Tories must be looking at the Labour infighting with glee.

I don't get why the Blairite faction in Labour doesn't like Corbyn though. Why do they think he's so unelectable and that his supporters are using Labour's assets to split off? Are Corbyn's supporters trying to take control of Labour and impose themselves on the Blairites?
 
http://www.theguardian.com/politics...ny-jk-rowling-laments-corbyns-strong-position

Interesting article. JK Rowling is getting a lot of heat on twitter for this tweet.



It'll be interesting to see what happens now. If the leftist pro-Corbyn group in Labour split off from the Labour party and form another party, the Tories will win election after election. Labour votes in every seat will be split too much.

Tories must be looking at the Labour infighting with glee.

I don't get why the Blairite faction in Labour doesn't like Corbyn though. Why do they think he's so unelectable and that his supporters are using Labour's assets to split off? Are Corbyn's supporters trying to take control of Labour and impose themselves on the Blairites?


They don't think that they're asset stripping thats just one in a long line of attack peices.

They're mostly longstanding members, donors, career politicians, it's their party and they dont want to concede control to a new branch or to the members. No different to most organisations in that regard.

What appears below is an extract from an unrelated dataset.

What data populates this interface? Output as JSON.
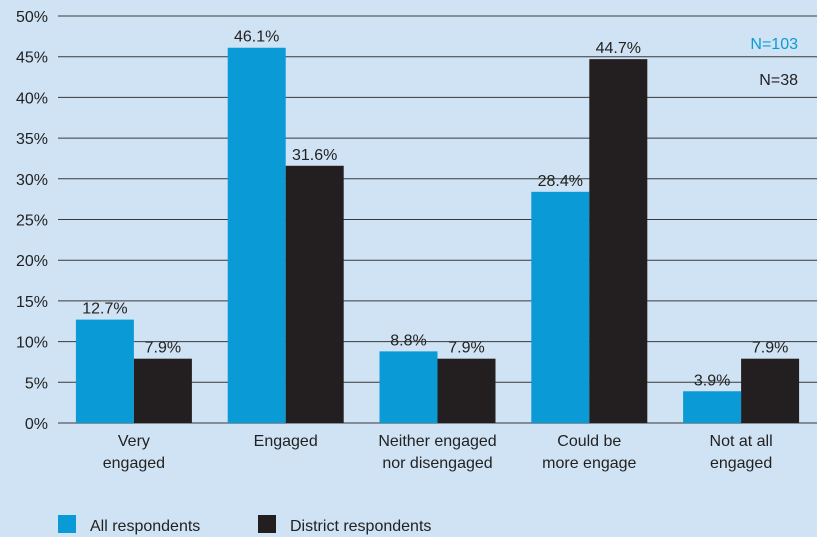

Of course its their own failures that have led to this but im yet to see much acceptance of that. In a way i think they're also using Corbyn to embody all those failures, to provide something tangible to fight against. Its better to paint someone as untrustworthy on the economy and throw them under the bus, thus making any alternative more trustworthy, than it is to stand there and simply tell the public you're now trustworthy.
 
Nice of Nick Cohen to take time out of glorifying the Iraq war (even post Chilcot) to talk about immorality.

Thanks for posting it though, one of the most hilariously hypocritical things I've ever seen.
Yeah I'm getting slightly tried of the ''critic'' of the Corbyn by people like Nick Cohen. He's right that the Corbyn links to foreign policy aren't great or some what extreme but the fact is people like Corbyn hadn't been in power and the people who have(People who have similar views to Mr Cohen)have done nothing but blow huge chucks of the middle east up and backed dictatorships for the past 16 odd years. So I think it's fair to say Operation Democracy Bombing the middle east hasn't worked.

Still can't be too mad a Nick, as he's got a great sense of humour. He want Liz Kendall was going to win the last leadership election.